Ristoranti: il calvario degli addetti ai lavori
Lo rendono chiaro i ristoratori: in molti non apriranno a pranzo. Il numero dei turisti langue e lo smatworking ha finito per trascinarsi via almeno 430mila impiegati pubblici. Vale a dire: sono più alte le spese che i guadagni. Senza parlare del fatto che rimane da saldare le utenze, comunque allacciate, provvedere gli affitti dei locali e pensare ai dipendenti. Già, i dipendenti.
Secondo la Confesercenti, almeno otto su dieci torneranno in cassa integrazione, senza alcuna garanzia del proprio posto di lavoro. Va ricordato, a tal proposito, che circa duemila addetti al settore devono ancora ritirare la cassa integrazione di marzo: la stragrande maggioranza, gli assegni di giugno. E che dire degli stagionali, per i quali, oltre lo stato di precarietà, si paventa il fantasma della mancanza di sussidi o bonus?
Numeri alla mano, il conto è drammatico. In tutto, stando ai dati della Cna di Roma, tra aziende artigiane, bar, locali e gelaterie, il DPCM coinvolge almeno 174mila imprese e quasi 408mila lavoratori. Uno stuolo di persone, che vive di commercio e turismo e che non comprende il senso di chiudere alle 18.00, per rimanere poi aperti la domenica.
STORIE DI CHEF…
“Noi siamo come comandanti di una nave e non possiamo mollare, ma come faccio? Riproporremo i rave party, dalle 5 di mattina a mezzogiorno: buon cibo e musica. Magari poi faranno un altro decreto. Grazie al Governo per questa nuova opportunità”. E’ un sarcasmo amaro, quello di Antonello Colonna, ambasciatore della cucina italiana nel mondo.
“Per ora non chiudo, ma mi devo mettere a tavolino, per capire la situazione. Potrei essere costretto a sospendere qualche attività. Spero che fra un po’ il Governo metta un cartello, con scritto che stiamo su Scherzi a parte”. Ha l’animo esacerbato, l’imprenditore: “L‘Italia non è solo fatta dalle piazze della movida. Tutte le migliaia di imprese a conduzione familiare, che rispettavano le misure anti-Covid, che fine faranno?“.

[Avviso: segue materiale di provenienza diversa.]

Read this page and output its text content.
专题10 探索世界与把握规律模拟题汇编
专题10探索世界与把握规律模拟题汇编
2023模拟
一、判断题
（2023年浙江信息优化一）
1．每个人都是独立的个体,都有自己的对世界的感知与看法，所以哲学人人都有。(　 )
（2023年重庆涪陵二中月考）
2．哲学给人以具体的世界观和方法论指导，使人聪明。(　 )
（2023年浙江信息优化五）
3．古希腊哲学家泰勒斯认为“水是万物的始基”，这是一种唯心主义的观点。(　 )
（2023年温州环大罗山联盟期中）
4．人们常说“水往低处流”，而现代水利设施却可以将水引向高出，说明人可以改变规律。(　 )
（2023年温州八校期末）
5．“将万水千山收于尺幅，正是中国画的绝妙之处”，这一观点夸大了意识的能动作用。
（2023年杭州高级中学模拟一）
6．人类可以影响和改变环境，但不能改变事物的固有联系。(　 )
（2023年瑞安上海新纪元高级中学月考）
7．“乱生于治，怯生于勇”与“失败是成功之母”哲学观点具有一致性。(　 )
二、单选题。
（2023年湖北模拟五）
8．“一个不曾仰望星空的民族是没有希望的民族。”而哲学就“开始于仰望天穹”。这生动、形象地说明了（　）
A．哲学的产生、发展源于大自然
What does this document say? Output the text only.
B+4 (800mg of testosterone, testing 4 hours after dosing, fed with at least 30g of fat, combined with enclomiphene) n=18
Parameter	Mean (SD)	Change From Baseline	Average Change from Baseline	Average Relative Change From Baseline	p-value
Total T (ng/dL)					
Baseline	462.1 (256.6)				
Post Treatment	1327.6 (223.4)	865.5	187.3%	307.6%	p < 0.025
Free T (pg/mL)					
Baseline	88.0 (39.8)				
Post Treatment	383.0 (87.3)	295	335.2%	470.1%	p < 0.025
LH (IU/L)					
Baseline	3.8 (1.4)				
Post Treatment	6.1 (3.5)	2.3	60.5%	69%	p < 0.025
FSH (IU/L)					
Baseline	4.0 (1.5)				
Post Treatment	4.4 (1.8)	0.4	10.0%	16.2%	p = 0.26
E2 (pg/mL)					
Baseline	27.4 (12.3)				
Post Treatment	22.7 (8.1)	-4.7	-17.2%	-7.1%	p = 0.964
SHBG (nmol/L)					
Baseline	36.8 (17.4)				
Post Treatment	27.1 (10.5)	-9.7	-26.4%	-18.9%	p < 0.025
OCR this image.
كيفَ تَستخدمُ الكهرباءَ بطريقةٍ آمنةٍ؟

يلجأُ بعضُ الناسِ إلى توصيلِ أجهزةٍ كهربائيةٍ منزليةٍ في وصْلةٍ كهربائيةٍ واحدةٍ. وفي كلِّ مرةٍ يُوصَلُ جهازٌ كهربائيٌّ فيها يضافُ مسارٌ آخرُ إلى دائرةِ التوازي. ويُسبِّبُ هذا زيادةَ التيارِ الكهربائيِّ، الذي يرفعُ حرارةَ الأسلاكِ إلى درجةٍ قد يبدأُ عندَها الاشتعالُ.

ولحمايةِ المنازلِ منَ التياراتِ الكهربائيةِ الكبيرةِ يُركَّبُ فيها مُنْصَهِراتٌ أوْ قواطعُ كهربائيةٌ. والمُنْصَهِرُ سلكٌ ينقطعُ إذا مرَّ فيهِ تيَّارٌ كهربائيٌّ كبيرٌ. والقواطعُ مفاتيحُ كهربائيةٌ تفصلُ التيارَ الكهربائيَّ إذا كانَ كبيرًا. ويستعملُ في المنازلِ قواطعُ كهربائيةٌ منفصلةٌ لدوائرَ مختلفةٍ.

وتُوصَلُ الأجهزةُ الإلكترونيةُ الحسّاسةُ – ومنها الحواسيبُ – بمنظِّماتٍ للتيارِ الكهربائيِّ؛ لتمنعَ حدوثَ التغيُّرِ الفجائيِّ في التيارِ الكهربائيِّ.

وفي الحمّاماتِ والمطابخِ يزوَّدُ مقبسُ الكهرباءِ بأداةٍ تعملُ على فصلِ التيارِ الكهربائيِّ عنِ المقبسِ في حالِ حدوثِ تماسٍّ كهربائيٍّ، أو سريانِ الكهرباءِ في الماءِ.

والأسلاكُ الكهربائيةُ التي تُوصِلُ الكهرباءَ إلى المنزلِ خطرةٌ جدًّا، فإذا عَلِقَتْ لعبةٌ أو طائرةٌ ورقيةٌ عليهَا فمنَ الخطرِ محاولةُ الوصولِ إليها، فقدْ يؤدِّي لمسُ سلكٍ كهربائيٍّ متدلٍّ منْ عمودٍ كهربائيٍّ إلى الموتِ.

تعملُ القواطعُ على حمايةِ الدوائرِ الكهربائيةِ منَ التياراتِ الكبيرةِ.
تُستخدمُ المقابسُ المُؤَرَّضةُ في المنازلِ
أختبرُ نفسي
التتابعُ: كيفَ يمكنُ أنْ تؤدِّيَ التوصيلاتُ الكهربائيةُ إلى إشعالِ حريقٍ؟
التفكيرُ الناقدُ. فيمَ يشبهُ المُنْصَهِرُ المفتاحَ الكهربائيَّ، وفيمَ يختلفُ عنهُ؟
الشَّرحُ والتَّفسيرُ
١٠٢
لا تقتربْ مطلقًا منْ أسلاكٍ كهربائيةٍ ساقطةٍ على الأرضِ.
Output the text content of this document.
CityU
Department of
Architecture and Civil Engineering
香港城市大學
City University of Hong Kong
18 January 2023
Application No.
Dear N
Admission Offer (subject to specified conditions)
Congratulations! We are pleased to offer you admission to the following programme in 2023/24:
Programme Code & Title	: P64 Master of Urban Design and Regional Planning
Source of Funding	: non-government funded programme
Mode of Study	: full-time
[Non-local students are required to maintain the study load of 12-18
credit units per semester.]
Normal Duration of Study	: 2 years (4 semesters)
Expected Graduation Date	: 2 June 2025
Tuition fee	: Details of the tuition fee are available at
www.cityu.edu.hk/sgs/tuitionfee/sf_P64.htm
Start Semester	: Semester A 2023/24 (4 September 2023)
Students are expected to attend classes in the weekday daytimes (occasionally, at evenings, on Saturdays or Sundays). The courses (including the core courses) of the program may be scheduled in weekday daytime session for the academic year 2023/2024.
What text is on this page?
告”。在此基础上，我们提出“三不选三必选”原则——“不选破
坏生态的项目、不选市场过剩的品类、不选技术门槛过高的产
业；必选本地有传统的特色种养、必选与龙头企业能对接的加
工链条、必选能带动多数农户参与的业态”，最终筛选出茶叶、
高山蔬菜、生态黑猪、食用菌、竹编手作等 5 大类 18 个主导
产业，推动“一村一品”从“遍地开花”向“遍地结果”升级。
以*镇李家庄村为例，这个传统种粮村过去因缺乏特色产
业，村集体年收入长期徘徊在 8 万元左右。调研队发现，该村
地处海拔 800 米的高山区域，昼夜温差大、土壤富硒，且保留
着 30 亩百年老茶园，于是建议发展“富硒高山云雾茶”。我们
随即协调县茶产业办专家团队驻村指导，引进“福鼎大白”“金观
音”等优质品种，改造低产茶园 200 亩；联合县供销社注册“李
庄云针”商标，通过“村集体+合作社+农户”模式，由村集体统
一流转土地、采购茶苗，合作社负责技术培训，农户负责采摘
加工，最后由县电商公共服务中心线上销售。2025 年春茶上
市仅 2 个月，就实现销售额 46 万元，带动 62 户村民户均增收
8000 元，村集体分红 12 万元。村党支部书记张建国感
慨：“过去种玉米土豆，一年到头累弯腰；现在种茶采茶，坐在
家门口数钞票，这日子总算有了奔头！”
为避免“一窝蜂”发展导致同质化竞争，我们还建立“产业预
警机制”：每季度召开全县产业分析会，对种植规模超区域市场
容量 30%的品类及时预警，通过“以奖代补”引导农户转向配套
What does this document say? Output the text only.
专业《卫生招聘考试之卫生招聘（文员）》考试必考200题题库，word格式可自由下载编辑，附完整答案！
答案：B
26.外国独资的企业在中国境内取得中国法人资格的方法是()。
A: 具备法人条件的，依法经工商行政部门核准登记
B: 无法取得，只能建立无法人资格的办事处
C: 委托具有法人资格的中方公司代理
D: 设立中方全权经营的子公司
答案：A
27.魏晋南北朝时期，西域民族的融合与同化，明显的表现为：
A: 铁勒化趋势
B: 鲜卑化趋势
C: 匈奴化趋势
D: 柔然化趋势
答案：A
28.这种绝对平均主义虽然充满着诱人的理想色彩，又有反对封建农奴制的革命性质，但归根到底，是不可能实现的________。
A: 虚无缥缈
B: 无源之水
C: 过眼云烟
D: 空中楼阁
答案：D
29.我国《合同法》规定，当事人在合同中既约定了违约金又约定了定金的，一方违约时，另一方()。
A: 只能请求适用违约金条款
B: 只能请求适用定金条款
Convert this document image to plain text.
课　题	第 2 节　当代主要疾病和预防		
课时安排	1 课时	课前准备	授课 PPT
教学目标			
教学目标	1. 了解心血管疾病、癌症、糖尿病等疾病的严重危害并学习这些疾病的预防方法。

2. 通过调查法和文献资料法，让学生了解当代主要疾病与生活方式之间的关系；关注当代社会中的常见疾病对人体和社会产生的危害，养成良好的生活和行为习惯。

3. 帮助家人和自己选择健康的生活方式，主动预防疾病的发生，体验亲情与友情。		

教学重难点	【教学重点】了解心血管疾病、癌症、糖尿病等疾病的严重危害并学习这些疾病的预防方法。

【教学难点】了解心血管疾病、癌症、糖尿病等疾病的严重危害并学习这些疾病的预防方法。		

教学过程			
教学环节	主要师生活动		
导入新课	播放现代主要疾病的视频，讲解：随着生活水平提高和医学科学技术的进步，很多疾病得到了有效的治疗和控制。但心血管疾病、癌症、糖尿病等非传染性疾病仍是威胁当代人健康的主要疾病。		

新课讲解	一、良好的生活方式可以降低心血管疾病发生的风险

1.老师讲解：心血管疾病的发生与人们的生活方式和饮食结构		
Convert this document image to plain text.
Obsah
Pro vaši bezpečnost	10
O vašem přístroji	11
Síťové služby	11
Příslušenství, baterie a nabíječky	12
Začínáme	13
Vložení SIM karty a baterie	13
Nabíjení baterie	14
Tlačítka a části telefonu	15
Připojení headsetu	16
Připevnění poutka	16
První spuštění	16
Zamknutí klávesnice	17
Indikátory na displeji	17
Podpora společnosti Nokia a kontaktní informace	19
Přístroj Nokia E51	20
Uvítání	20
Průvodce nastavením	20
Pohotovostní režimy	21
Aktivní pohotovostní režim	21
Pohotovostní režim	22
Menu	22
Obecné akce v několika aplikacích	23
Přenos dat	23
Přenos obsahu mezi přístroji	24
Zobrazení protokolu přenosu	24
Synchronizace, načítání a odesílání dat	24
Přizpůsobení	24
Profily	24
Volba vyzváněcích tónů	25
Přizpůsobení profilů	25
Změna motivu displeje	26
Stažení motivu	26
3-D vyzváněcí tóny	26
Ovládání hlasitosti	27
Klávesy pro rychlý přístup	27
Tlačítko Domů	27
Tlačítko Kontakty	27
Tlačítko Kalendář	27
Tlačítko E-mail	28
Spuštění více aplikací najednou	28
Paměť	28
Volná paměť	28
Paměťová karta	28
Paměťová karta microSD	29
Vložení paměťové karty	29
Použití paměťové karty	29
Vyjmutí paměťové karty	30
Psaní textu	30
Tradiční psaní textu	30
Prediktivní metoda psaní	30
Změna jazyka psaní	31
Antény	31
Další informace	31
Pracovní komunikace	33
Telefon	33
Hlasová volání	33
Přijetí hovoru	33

“Ci devono dare una rotta… Chiedo che il Governo coinvolga gli imprenditori perché la chiusura alle 18.00 non ha senso… nessuno ci ha interpellati“.
E’ evidentemente irritato, lo chef che, oltre ad essere stato insignito di una stella Michelin, tre cappelli Gambero Rosso e due Espresso, ha alle spalle numerose serie tv di successo. Ha cucinato per la Nazionale, per la regina Elisabetta e i suoi locali a Labico e a Roma sono rinomati perfino Oltreoceano. Così la sua voce – una fra tante – emerge dal coro dei 47.550 operatori che, secondo le associazioni di categoria, chiuderanno. Il destino è già tracciato.
…E DI IMPRENDITORI
Ma di realtà coinvolte in questa debacle ne esistono di infinite. E’ il caso, ad esempio, de La Locanda dei Girasoli.
“Il nuovo Dpcm è stato per noi il colpo finale. Dopo un’annata andata avanti a singhiozzo, chiudiamo i battenti“. Un sogno iniziato 20 anni fa, con l’obiettivo di promuovere l’inserimento lavorativo di persone con sindrome di down e disabilità intellettiva, spezzato, ora, bruscamente. Dopo battaglie, petizioni, sacrifici… la saracinesca si abbassa.
“I fatturati erano troppo bassi“, spiega Enzo Rimicci, a capo dell’attività. “I clienti affezionati, un po’ intimoriti dal virus, ma anche dal diffuso allarmismo, hanno evitato di venirci trovare“. E dire, aggiunge, che “ci siamo muniti di termometro, mascherine, gel disinfettante e di tutti i dispositivi richiesti. Eppure, la crisi economica ha incalzato, giorno dopo giorno“. Tutto inutile, il decreto ha inferto il colpo di grazia: “Noi apriamo solo la sera… ha significato una morte annunciata“.
Appare, dunque, chiaro come il bonus da 600 euro non possa più essere sufficiente. Serve, secondo quanto afferma il sindacato Uil, la proroga del blocco dei licenziamenti e misure economiche di indennizzi strutturali. Infine, aprire un tavolo delle trattative, per gestire le emergenze e per il piano di ripartenza dal Mes. Intanto, chi rappresenta le piccole e medie imprese chiede una norma per abbassare gli affitti e avviare la “pace fiscale”; il taglio, cioè, totale o parziale dei debiti.
“Il livello di allarme è altissimo“, si denuncia. E l’appello è unanime: “La tensione sociale rischia di salire a livelli preoccupanti“.